A Novel Video Salient Object Detection Method via Semisupervised Motion Quality Perception
PubDate: July 2021
Teams: Qingdao University；Jiangxi University of Finance and Economics
Writers: Chenglizhao Chen; Jia Song; Chong Peng; Guodong Wang; Yuming Fang
Previous video salient object detection (VSOD) approaches have mainly focused on the perspective of network design for achieving performance improvements. However, with the recent slowdown in the development of deep learning techniques, it might become increasingly difficult to anticipate another breakthrough solely via complex networks. Therefore, this paper proposes a universal learning scheme to obtain a further 3% performance improvement for all state-of-the-art (SOTA) VSOD models. The major highlight of our method is that we propose the ‘motion quality’, a new concept for mining video frames from the ‘buffered’ testing video stream for constructing a fine-tuning set. By using our approach, all frames in this set can all well-detect their salient object by the ‘target SOTA model’ — the one we want to improve. Thus, the VSOD results of the mined set, which were previously derived by the target SOTA model, can be directly applied as pseudolearning objectives to fine-tune a completely new spatial model that has been pretrained on the widely used DAVIS-TR set.

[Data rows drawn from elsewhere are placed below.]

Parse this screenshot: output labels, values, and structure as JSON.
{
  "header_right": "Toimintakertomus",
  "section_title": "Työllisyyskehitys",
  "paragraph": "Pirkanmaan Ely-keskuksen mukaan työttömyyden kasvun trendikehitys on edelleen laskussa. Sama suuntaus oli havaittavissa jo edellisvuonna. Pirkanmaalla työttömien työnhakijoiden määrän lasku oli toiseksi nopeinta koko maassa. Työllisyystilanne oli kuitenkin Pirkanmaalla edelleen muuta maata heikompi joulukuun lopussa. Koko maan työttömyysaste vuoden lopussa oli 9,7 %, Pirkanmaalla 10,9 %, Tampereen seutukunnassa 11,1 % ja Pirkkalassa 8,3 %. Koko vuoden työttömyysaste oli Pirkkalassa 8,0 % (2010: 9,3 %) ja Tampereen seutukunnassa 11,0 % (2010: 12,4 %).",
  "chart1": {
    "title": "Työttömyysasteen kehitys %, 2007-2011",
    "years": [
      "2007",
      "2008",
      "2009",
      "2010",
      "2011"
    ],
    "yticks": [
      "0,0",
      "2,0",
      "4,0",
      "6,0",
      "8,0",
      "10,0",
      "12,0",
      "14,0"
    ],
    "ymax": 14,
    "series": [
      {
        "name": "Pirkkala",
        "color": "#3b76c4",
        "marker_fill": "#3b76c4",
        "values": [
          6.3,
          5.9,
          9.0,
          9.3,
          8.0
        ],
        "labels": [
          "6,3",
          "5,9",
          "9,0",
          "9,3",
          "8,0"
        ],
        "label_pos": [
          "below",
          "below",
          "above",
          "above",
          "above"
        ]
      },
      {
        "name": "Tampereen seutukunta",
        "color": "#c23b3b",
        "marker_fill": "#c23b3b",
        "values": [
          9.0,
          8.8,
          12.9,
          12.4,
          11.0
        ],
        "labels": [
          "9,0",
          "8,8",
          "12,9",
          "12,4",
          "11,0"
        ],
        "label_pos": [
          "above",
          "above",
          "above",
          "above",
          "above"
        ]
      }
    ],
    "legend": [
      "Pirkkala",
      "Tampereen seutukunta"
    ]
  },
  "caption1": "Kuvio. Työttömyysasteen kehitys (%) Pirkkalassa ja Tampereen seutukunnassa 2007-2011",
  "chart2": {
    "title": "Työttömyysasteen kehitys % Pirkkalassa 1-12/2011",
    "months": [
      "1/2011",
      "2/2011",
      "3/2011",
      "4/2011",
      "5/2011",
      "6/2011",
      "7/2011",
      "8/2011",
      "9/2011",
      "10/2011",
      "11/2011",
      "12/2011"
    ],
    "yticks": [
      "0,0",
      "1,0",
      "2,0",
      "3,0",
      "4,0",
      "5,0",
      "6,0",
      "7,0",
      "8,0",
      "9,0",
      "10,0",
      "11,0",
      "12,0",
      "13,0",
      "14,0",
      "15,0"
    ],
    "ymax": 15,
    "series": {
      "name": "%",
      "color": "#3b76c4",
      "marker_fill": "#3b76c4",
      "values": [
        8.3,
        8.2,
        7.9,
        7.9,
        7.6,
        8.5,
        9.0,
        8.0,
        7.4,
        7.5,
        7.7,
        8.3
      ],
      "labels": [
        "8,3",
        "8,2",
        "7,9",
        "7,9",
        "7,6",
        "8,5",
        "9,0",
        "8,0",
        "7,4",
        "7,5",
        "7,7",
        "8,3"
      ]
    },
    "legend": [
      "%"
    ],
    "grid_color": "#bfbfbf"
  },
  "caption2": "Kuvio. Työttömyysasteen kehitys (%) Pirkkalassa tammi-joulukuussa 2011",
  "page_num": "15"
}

Since some spatial scenes in the buffered testing video stream are shown, the fine-tuned spatial model can perform very well for the remaining unseen testing frames, outperforming the target SOTA model significantly. Although offline model fine tuning requires additional time costs, the performance gain can still benefit scenarios without speed requirements. Moreover, its semisupervised methodology might have considerable potential to inspire the VSOD community in the future.